The Wallace H. Coulter Department of Biomedical Engineering, Georgia Institute of Technology and Emory University, Atlanta, GA, 30332, USA.
School of Chemistry and Biochemistry, Georgia Institute of Technology, Atlanta, GA, 30332, USA.
Chemistry. 2018 Jun 18;24(34):8513-8518. doi: 10.1002/chem.201800525. Epub 2018 May 16.

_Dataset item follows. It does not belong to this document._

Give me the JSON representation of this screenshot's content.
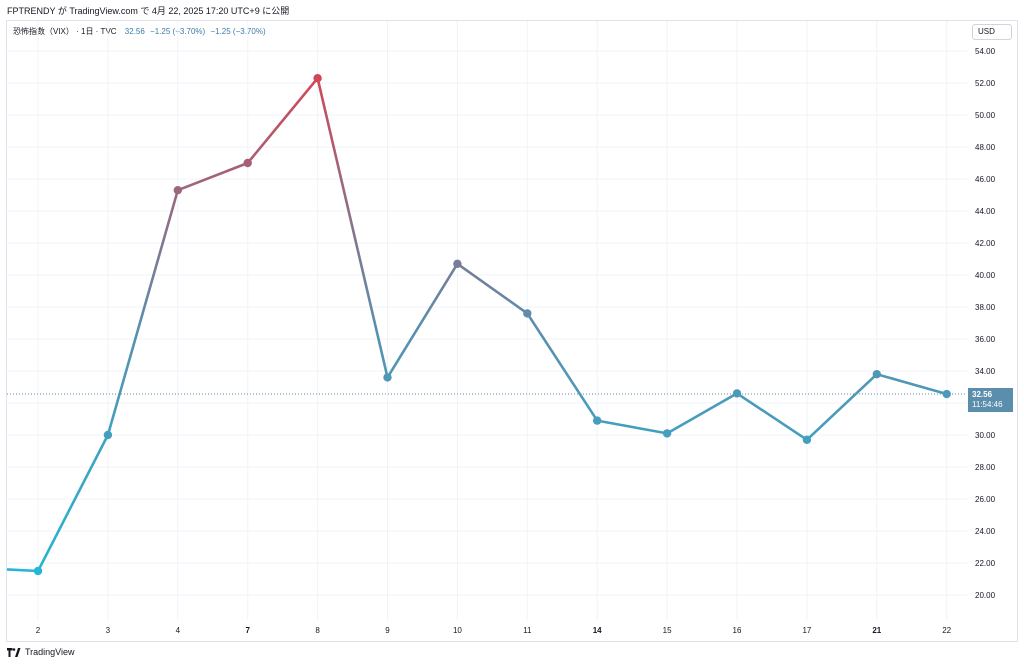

A quantitative understanding of the sub-cellular distributions of nanospheres taken up by cells is of key importance to the development of effective nanomedicine. With gold nanospheres as a model system, here we demonstrate, for the first time, how to quantify the numbers of nanospheres bound to plasma membrane, accumulated in cytosol, and entrapped in endo-lysosomes, respectively, through stepwise, site-selective etching. Our results indicate that the chance for nanospheres to escape from endo-lysosomes is insensitive to the presence of targeting ligand although ligand-receptor binding has been documented as a critical factor in triggering internalization. Furthermore, the presence of serum proteins is shown to facilitate the binding of nanospheres to plasma membrane lacking the specific receptor. Collectively, these findings confirm the potential of stepwise etching in quantitatively analyzing the sub-cellular distributions of nanospheres taken up by cells in an effort to optimize the therapeutic effect.
定量了解细胞内纳米球的亚细胞分布对于开发有效的纳米医学至关重要。本文以金纳米球为模型系统,首次展示了如何通过逐步、选择性刻蚀,分别定量测定与质膜结合、在胞质中积累和内吞体中包裹的纳米球的数量。我们的结果表明,尽管已有文献报道配体-受体结合是触发内吞作用的关键因素,但纳米球从内吞体逃逸的机会与靶向配体的存在无关。此外,还表明血清蛋白的存在有助于纳米球与缺乏特异性受体的质膜结合。总的来说,这些发现证实了分步刻蚀在定量分析细胞摄取的纳米球亚细胞分布方面的潜力,有助于优化治疗效果。